Numerically there are likely to be four or less who control
80% or more of the market. It is against this that the target
company is measured.
Industry structure is often measured by computing the
Four-Firm Concentration Ratio. The concentration ratio of an
industry is used as an indicator of the relative size of firms in
relation to the industry as a whole. This may also assist in
determining the market form of the industry. One
commonly used concentration ratio is the four-firm
concentration ratio, which consists of the market share, as a
percentage, of the four largest firms in the industry.
There are four major types of market structures: Perfect
competition, with a very low concentration ratio, is a market
structure with many firms, each selling an identical product
to many buyers.
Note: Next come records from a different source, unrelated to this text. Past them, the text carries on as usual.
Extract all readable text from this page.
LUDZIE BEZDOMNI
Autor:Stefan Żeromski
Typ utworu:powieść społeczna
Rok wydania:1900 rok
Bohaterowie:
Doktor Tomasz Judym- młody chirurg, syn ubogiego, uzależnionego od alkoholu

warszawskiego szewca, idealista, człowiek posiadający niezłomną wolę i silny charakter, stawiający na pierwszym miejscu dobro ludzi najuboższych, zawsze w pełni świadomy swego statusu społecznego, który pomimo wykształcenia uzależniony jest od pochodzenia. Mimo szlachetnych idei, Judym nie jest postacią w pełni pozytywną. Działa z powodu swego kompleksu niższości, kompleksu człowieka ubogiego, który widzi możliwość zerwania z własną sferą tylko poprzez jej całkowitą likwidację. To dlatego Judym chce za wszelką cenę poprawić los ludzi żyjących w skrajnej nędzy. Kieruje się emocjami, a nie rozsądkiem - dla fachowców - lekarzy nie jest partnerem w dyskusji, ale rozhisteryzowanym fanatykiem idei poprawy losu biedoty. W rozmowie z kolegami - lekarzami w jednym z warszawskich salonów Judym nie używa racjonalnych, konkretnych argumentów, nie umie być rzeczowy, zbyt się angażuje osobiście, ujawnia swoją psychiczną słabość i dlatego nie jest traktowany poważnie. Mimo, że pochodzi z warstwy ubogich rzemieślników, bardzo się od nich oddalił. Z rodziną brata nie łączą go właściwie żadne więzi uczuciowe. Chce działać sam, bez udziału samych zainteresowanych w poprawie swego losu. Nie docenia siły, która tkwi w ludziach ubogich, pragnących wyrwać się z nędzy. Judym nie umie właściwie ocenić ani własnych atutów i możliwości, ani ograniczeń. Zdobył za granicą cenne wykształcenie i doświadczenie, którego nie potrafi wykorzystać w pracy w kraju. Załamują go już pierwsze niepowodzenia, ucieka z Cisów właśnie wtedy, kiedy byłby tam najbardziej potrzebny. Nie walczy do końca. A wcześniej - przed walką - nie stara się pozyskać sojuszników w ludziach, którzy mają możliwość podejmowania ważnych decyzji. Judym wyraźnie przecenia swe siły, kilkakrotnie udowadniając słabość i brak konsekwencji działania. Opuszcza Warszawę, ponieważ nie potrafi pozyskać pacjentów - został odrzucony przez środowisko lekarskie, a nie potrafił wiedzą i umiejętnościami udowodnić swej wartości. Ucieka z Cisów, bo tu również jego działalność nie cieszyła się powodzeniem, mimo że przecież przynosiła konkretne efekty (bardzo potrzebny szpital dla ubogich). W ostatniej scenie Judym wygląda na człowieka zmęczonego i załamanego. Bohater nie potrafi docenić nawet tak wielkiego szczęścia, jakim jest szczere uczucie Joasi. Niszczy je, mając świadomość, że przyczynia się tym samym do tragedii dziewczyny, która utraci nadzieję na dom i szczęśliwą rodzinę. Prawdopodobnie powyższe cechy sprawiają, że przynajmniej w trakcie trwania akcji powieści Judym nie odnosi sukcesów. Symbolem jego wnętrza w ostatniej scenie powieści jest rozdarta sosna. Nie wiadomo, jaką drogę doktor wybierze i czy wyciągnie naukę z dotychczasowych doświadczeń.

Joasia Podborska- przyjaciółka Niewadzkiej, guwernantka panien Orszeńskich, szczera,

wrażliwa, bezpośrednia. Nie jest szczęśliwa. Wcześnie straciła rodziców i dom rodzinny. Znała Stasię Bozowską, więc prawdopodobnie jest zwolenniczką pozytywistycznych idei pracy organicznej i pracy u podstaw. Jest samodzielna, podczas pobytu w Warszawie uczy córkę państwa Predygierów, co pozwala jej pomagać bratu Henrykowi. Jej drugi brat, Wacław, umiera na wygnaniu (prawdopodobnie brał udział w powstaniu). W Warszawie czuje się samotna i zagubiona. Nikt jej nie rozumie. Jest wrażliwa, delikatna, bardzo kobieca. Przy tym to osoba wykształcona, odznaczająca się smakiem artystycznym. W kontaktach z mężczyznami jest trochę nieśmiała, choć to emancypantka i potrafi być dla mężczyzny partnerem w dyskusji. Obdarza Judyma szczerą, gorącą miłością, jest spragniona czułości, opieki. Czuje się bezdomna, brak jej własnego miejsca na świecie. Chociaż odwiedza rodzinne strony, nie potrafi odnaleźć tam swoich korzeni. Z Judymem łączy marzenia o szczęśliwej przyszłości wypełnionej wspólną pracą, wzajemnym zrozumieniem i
There are no restrictions on entry of new
firms to the industry. With thousands of firms having a
market share there is little power amongst any few firms.
Monopolistic competition, below 40% for the four-firm
measurement, is a market structure with many firms; each
firm produces similar but slightly different products. Each
firm possesses an element of market power with no
restrictions on entry of new firms to the industry markets in
which numerous firms supply products which are each
slightly different. Oligopoly, above 40% for the four-firm
measurement, is a market structure in which a small
number of firms compete. The firms might produce almost
identical products. The barriers limiting entry into the
market the market power lies within 4 top producing firms.